Destiny University School of Medicine and Health Sciences
- Established: 2001
- Location: Rodney Bay, Saint Lucia
- Website: comhssl.net/casa/

= Destiny University =

Offshore private medical school in Saint Lucia

Destiny University (Destiny University School of Medicine and Health Sciences) was an offshore private medical school located in Rodney Bay, Saint Lucia (formerly called the College of Medicine and Health Sciences St. Lucia from its founding in 2001 until 2008). The school's offshore office was located in Butte, Montana. It began operations in 2001 as the College of Medicine and Health Sciences, St. Lucia, under which name it operated until 2008. Then it re-opened at 2013 still as the College of Medicine and Health Sciences, St. Lucia. The Destiny Group of Companies intended to build a new facility for the university in Vieux Fort, which would be fully operational by 2010. When the school began session in 2008, it was functioning as a "distance learning university" in the former Sandy Beach Hotel. The school operated until 2013, at which time it temporarily ceased operations and it re-opened that same year.

== Accreditation ==
The school had been approved to operate by the government of St. Lucia on 17 December 2009. It was accredited by the Caribbean Accreditation Authority for Education in Medicine and other Health Professions (CAAM-HP).

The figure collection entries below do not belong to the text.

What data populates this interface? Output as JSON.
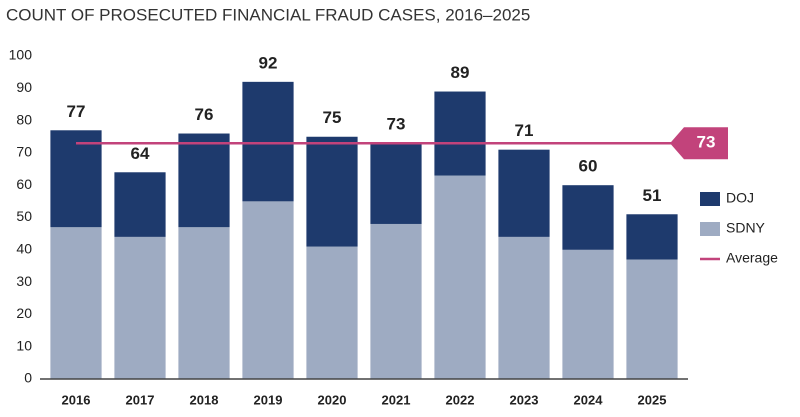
{
  "chart_data": {
    "type": "stacked_bar",
    "title": "COUNT OF PROSECUTED FINANCIAL FRAUD CASES, 2016–2025",
    "categories": [
      "2016",
      "2017",
      "2018",
      "2019",
      "2020",
      "2021",
      "2022",
      "2023",
      "2024",
      "2025"
    ],
    "series": [
      {
        "name": "SDNY",
        "color": "#9eabc2",
        "values": [
          47,
          44,
          47,
          55,
          41,
          48,
          63,
          44,
          40,
          37
        ]
      },
      {
        "name": "DOJ",
        "color": "#1e3a6d",
        "values": [
          30,
          20,
          29,
          37,
          34,
          25,
          26,
          27,
          20,
          14
        ]
      }
    ],
    "totals": [
      77,
      64,
      76,
      92,
      75,
      73,
      89,
      71,
      60,
      51
    ],
    "average": {
      "name": "Average",
      "value": 73,
      "color": "#c2437b"
    },
    "ylim": [
      0,
      100
    ],
    "yticks": [
      0,
      10,
      20,
      30,
      40,
      50,
      60,
      70,
      80,
      90,
      100
    ],
    "grid": false
  }
}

The school was listed in the FAIMER International Medical Education Directory (IMED) effective in 2001, and as Destiny from 2008 to 2013, as College of Medicine and Health Sciences from 2013 Till date with school ID #F0001374 and in the World Health Organization's World Directory of Medical Schools. By virtue of its listing in IMED, students who graduated from Destiny between 2008 and 2013, and from College of Medicine and Health Sciences are authorized to take part in the United States Medical Licensing Examination three-part examinations. Those who pass the examinations are eligible according to the Educational Commission for Foreign Medical Graduates to register for and participate in the National Resident Matching Program (NRMP).